Kenyan agri-tech startup Farmers Pride raises $220k funding from Gray Matters Capital’s coLABS

Kenyan startup Farmers Pride, a one-stop e-commerce platform that connects village level farmers to quality inputs, services, and information through women-owned DigiShops powered by technology, has raised US$220,000 funding from Gray Matters Capital under its gender portfolio coLABS.

Farmers Pride is a last mile online-to-offline marketplace platform that connects farmers with everything they need to succeed by leveraging on technology and franchising to improve the capacity of women-owned agro-dealer stores to ensure increased farm production and improved family income and food security. 

The startup’s DigiShop platform creates new agriculture opportunities to village level farmers to access trusted and dependable information, inputs and services. It now plans to scale its offering after raising funding from Gray Matters Capital via GMC coLABS, an early-stage, sector-agnostic investment portfolio that looks to support innovative and scalable startups that improve the lives of women and girls around the world.  

Farmers Pride will use the US$220,000 funding to help it reach 500,000, mostly female, rural farmers to boost their income and productivity through access to quality inputs and services. The startup will utilise the investment for agro-dealer pipeline development, and the launch of 50 technology-powered women and youth owned village level DigiShops, as well as a DigiShop technology upgrade to support last mile SMS and voice powered delivery of farmer education and inputs.

It also plans to roll out a robust farmer education programme to reach additional 30,000 farmers by 2022, the majority of these being women and youth.

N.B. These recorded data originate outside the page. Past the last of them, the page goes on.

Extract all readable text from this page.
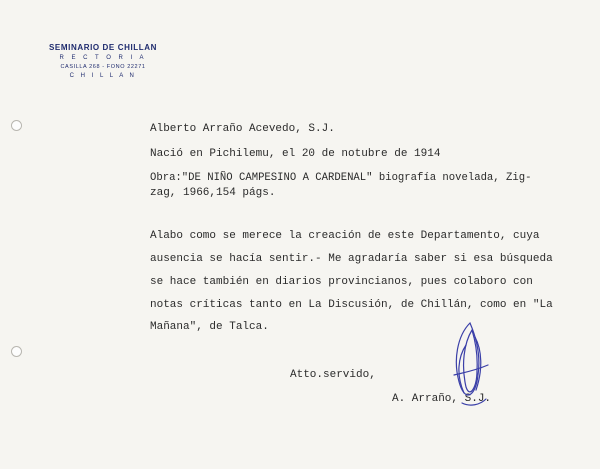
SEMINARIO DE CHILLAN
R E C T O R I A
CASILLA 268 - FONO 22271
C H I L L A N
Alberto Arraño Acevedo, S.J.
Nació en Pichilemu, el 20 de notubre de 1914
Obra:"DE NIÑO CAMPESINO A CARDENAL" biografía novelada, Zig-
zag, 1966,154 págs.
Alabo como se merece la creación de este Departamento, cuya
ausencia se hacía sentir.- Me agradaría saber si esa búsqueda
se hace también en diarios provincianos, pues colaboro con
notas críticas tanto en La Discusión, de Chillán, como en "La
Mañana", de Talca.
Atto.servido,
A. Arraño, S.J.
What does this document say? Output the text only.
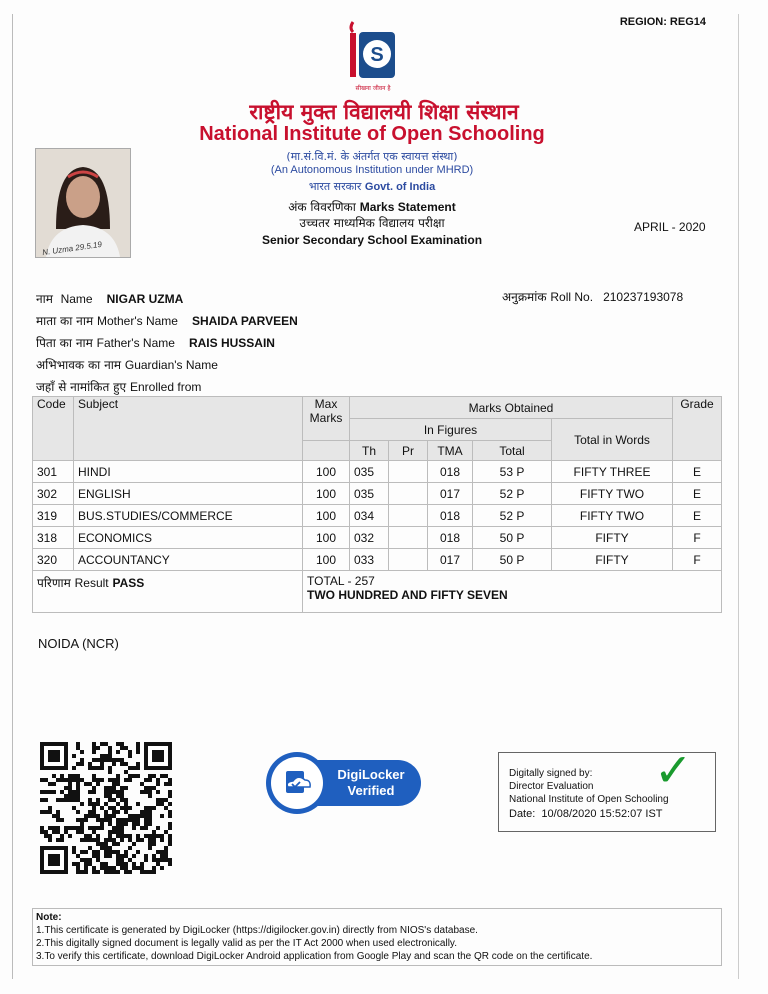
REGION: REG14
S
सीखना जीवन है
राष्ट्रीय मुक्त विद्यालयी शिक्षा संस्थान
National Institute of Open Schooling
(मा.सं.वि.मं. के अंतर्गत एक स्वायत्त संस्था)
(An Autonomous Institution under MHRD)
भारत सरकार Govt. of India
अंक विवरणिका Marks Statement
उच्चतर माध्यमिक विद्यालय परीक्षा
Senior Secondary School Examination
APRIL - 2020
N. Uzma 29.5.19
नाम Name NIGAR UZMA	अनुक्रमांक Roll No. 210237193078
माता का नाम Mother's Name SHAIDA PARVEEN
पिता का नाम Father's Name RAIS HUSSAIN
अभिभावक का नाम Guardian's Name
जहाँ से नामांकित हुए Enrolled from
Code	Subject	Max Marks	Marks Obtained					Grade
			In Figures				Total in Words	
			Th	Pr	TMA	Total		
301	HINDI	100	035		018	53 P	FIFTY THREE	E
302	ENGLISH	100	035		017	52 P	FIFTY TWO	E
319	BUS.STUDIES/COMMERCE	100	034		018	52 P	FIFTY TWO	E
318	ECONOMICS	100	032		018	50 P	FIFTY	F
320	ACCOUNTANCY	100	033		017	50 P	FIFTY	F
परिणाम Result PASS		TOTAL - 257
TWO HUNDRED AND FIFTY SEVEN						
NOIDA (NCR)
DigiLocker
Verified	✓
Digitally signed by:
Director Evaluation
National Institute of Open Schooling
Date: 10/08/2020 15:52:07 IST
Note:
1.This certificate is generated by DigiLocker (https://digilocker.gov.in) directly from NIOS's database.
2.This digitally signed document is legally valid as per the IT Act 2000 when used electronically.
3.To verify this certificate, download DigiLocker Android application from Google Play and scan the QR code on the certificate.
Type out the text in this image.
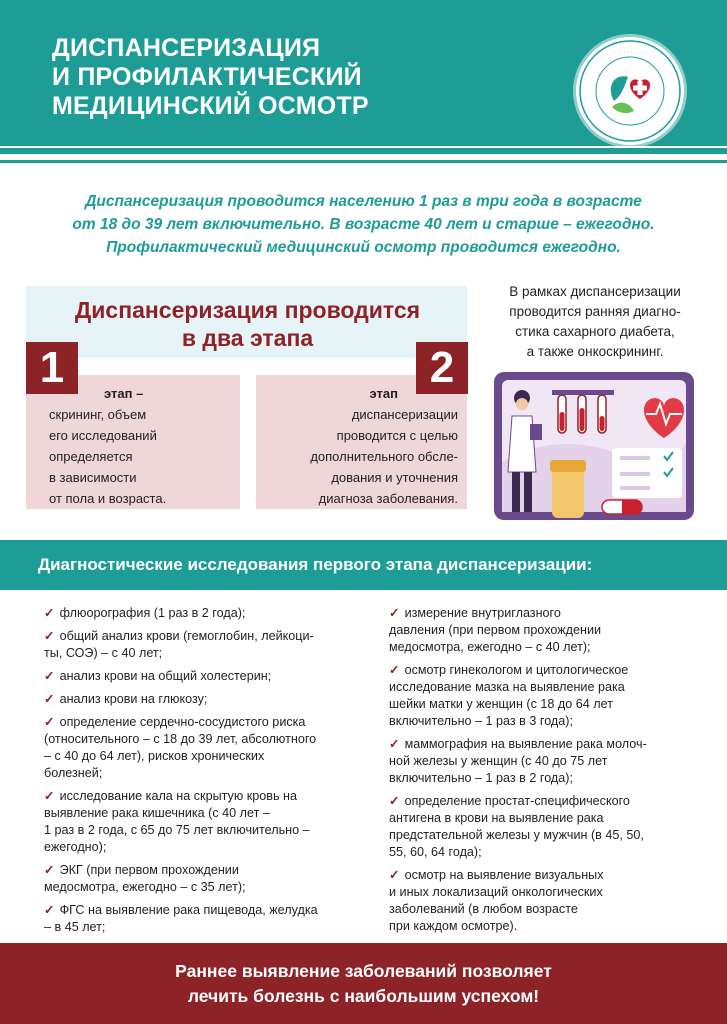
ДИСПАНСЕРИЗАЦИЯ
И ПРОФИЛАКТИЧЕСКИЙ
МЕДИЦИНСКИЙ ОСМОТР
· · · · · · · · · ·
Диспансеризация проводится населению 1 раз в три года в возрасте
от 18 до 39 лет включительно. В возрасте 40 лет и старше – ежегодно.
Профилактический медицинский осмотр проводится ежегодно.
Диспансеризация проводится
в два этапа
1
этап –
скрининг, объем
его исследований
определяется
в зависимости
от пола и возраста.
2
этап
диспансеризации
проводится с целью
дополнительного обсле-
дования и уточнения
диагноза заболевания.
В рамках диспансеризации
проводится ранняя диагно-
стика сахарного диабета,
а также онкоскрининг.
Диагностические исследования первого этапа диспансеризации:
✓ флюорография (1 раз в 2 года);
✓ общий анализ крови (гемоглобин, лейкоци-
ты, СОЭ) – с 40 лет;
✓ анализ крови на общий холестерин;
✓ анализ крови на глюкозу;
✓ определение сердечно-сосудистого риска
(относительного – с 18 до 39 лет, абсолютного
– с 40 до 64 лет), рисков хронических
болезней;
✓ исследование кала на скрытую кровь на
выявление рака кишечника (с 40 лет –
1 раз в 2 года, с 65 до 75 лет включительно –
ежегодно);
✓ ЭКГ (при первом прохождении
медосмотра, ежегодно – с 35 лет);
✓ ФГС на выявление рака пищевода, желудка
– в 45 лет;
✓ измерение внутриглазного
давления (при первом прохождении
медосмотра, ежегодно – с 40 лет);
✓ осмотр гинекологом и цитологическое
исследование мазка на выявление рака
шейки матки у женщин (с 18 до 64 лет
включительно – 1 раз в 3 года);
✓ маммография на выявление рака молоч-
ной железы у женщин (с 40 до 75 лет
включительно – 1 раз в 2 года);
✓ определение простат-специфического
антигена в крови на выявление рака
предстательной железы у мужчин (в 45, 50,
55, 60, 64 года);
✓ осмотр на выявление визуальных
и иных локализаций онкологических
заболеваний (в любом возрасте
при каждом осмотре).
Раннее выявление заболеваний позволяет
лечить болезнь с наибольшим успехом!
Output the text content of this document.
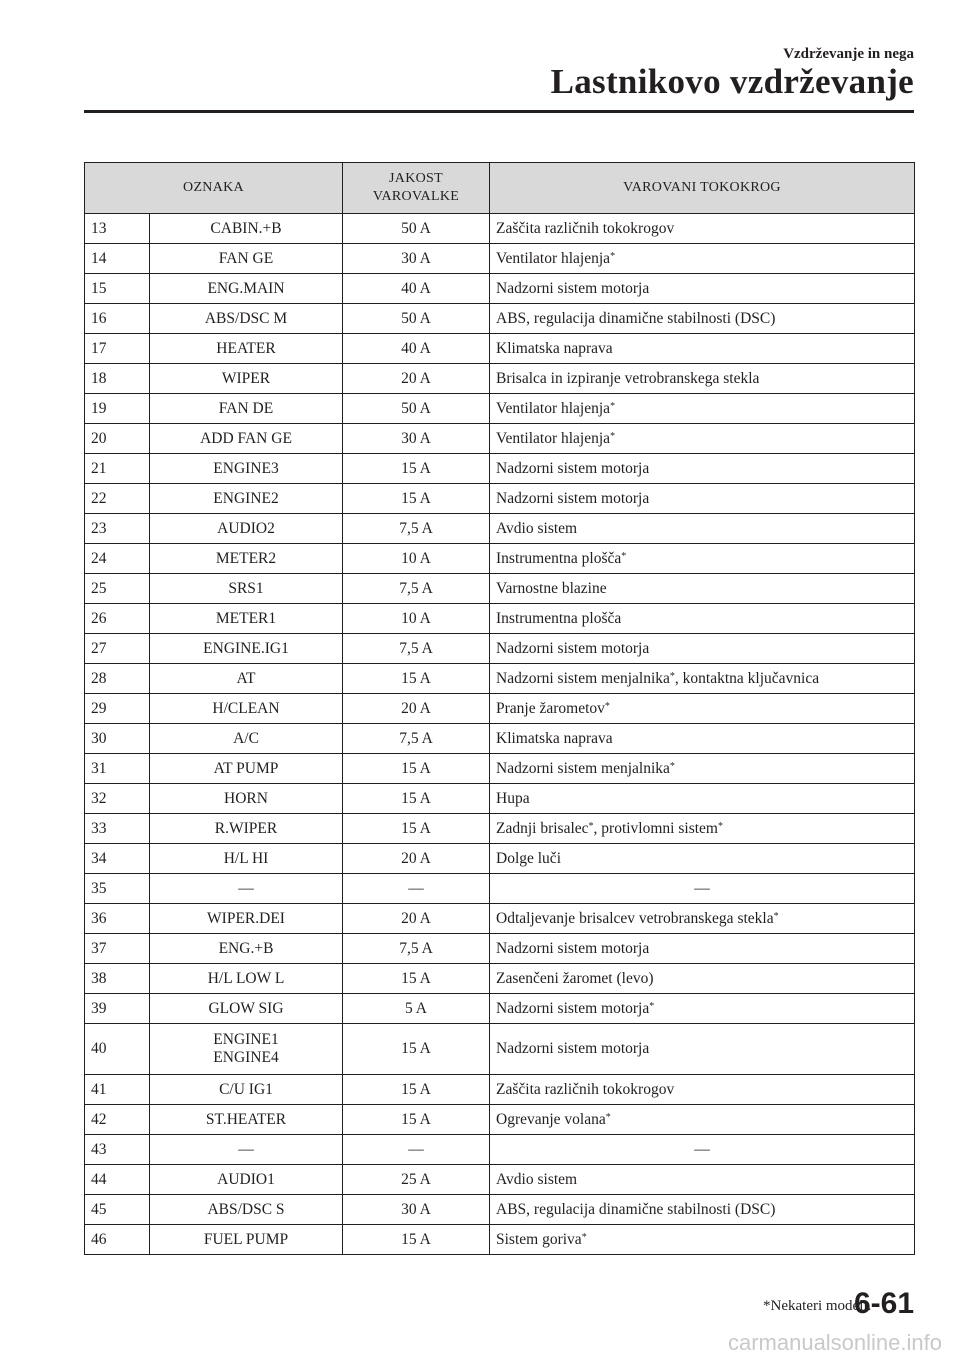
Vzdrževanje in nega
Lastnikovo vzdrževanje
OZNAKA		JAKOST
VAROVALKE	VAROVANI TOKOKROG
13	CABIN.+B	50 A	Zaščita različnih tokokrogov
14	FAN GE	30 A	Ventilator hlajenja*
15	ENG.MAIN	40 A	Nadzorni sistem motorja
16	ABS/DSC M	50 A	ABS, regulacija dinamične stabilnosti (DSC)
17	HEATER	40 A	Klimatska naprava
18	WIPER	20 A	Brisalca in izpiranje vetrobranskega stekla
19	FAN DE	50 A	Ventilator hlajenja*
20	ADD FAN GE	30 A	Ventilator hlajenja*
21	ENGINE3	15 A	Nadzorni sistem motorja
22	ENGINE2	15 A	Nadzorni sistem motorja
23	AUDIO2	7,5 A	Avdio sistem
24	METER2	10 A	Instrumentna plošča*
25	SRS1	7,5 A	Varnostne blazine
26	METER1	10 A	Instrumentna plošča
27	ENGINE.IG1	7,5 A	Nadzorni sistem motorja
28	AT	15 A	Nadzorni sistem menjalnika*, kontaktna ključavnica
29	H/CLEAN	20 A	Pranje žarometov*
30	A/C	7,5 A	Klimatska naprava
31	AT PUMP	15 A	Nadzorni sistem menjalnika*
32	HORN	15 A	Hupa
33	R.WIPER	15 A	Zadnji brisalec*, protivlomni sistem*
34	H/L HI	20 A	Dolge luči
35	—	—	—
36	WIPER.DEI	20 A	Odtaljevanje brisalcev vetrobranskega stekla*
37	ENG.+B	7,5 A	Nadzorni sistem motorja
38	H/L LOW L	15 A	Zasenčeni žaromet (levo)
39	GLOW SIG	5 A	Nadzorni sistem motorja*
40	ENGINE1
ENGINE4	15 A	Nadzorni sistem motorja
41	C/U IG1	15 A	Zaščita različnih tokokrogov
42	ST.HEATER	15 A	Ogrevanje volana*
43	—	—	—
44	AUDIO1	25 A	Avdio sistem
45	ABS/DSC S	30 A	ABS, regulacija dinamične stabilnosti (DSC)
46	FUEL PUMP	15 A	Sistem goriva*
*Nekateri modeli.
6-61
carmanualsonline.info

“Farmers Pride’s competitive advantage and uniqueness lies in adopting an agro-dealer franchising concept and integrating that with the DigiShop technology to transform rural women-owned agro-dealer shops, support women farmers to increase their income and improve last mile delivery of agricultural solutions; thus creating prosperous futures for smallholder farmers while contributing to the elimination of youth unemployment, food insecurity, and malnutrition in Kenya and beyond, in Africa,” said the startup’s founder Samuel Munguti. 

The investment marks the latest made by coLABS in the agri-tech space in Kenya after it invested in B2B startup Taimba and trading platform Farmshine last year. Its other portfolio startups are Rwanda’s ARED, Ghana’s Redbird, Nigeria’s Sonocare, and Tanzania’s WomenChoice Industries.

“Due to the global pandemic, we had to go from being a sector-agnostic fund to focus on specific sectors that are leveraging technology to provide women and girls with solutions to weather the storm. Agriculture, with a specific focus on improving value chains and productivity, emerged as one of the priority areas,” said Sharda Vishwanathan, pipeline development lead at Gray Matters Capital coLABS.

“In our interactions with agri-tech entrepreneurs, we have learned that access to quality agri-inputs and technical know-how is a huge challenge which further makes smallholder farmers – 80 per cent of which are women – vulnerable to the risks of climate change. COVID-19 has only widened this gap and impacted productivity by creating several bottlenecks.” 

She said Farmers Pride had built a sustainable solution that can address the looming challenges related to the agricultural last mile. 

“By harnessing technology, Farmers Pride transforms the women-owned informal stores into micro-franchisees that can build traceability of the inputs and thus guarantee quality. In the process, they not only help build a community of micro-entrepreneurs with improved incomes but also shift gears for smallholder farmers by increasing the productivity of their yields. We are excited to work with Farmers Pride and support their inclusive agri-tech model that serves the underserved and has the potential to create a ripple effect in the communities.”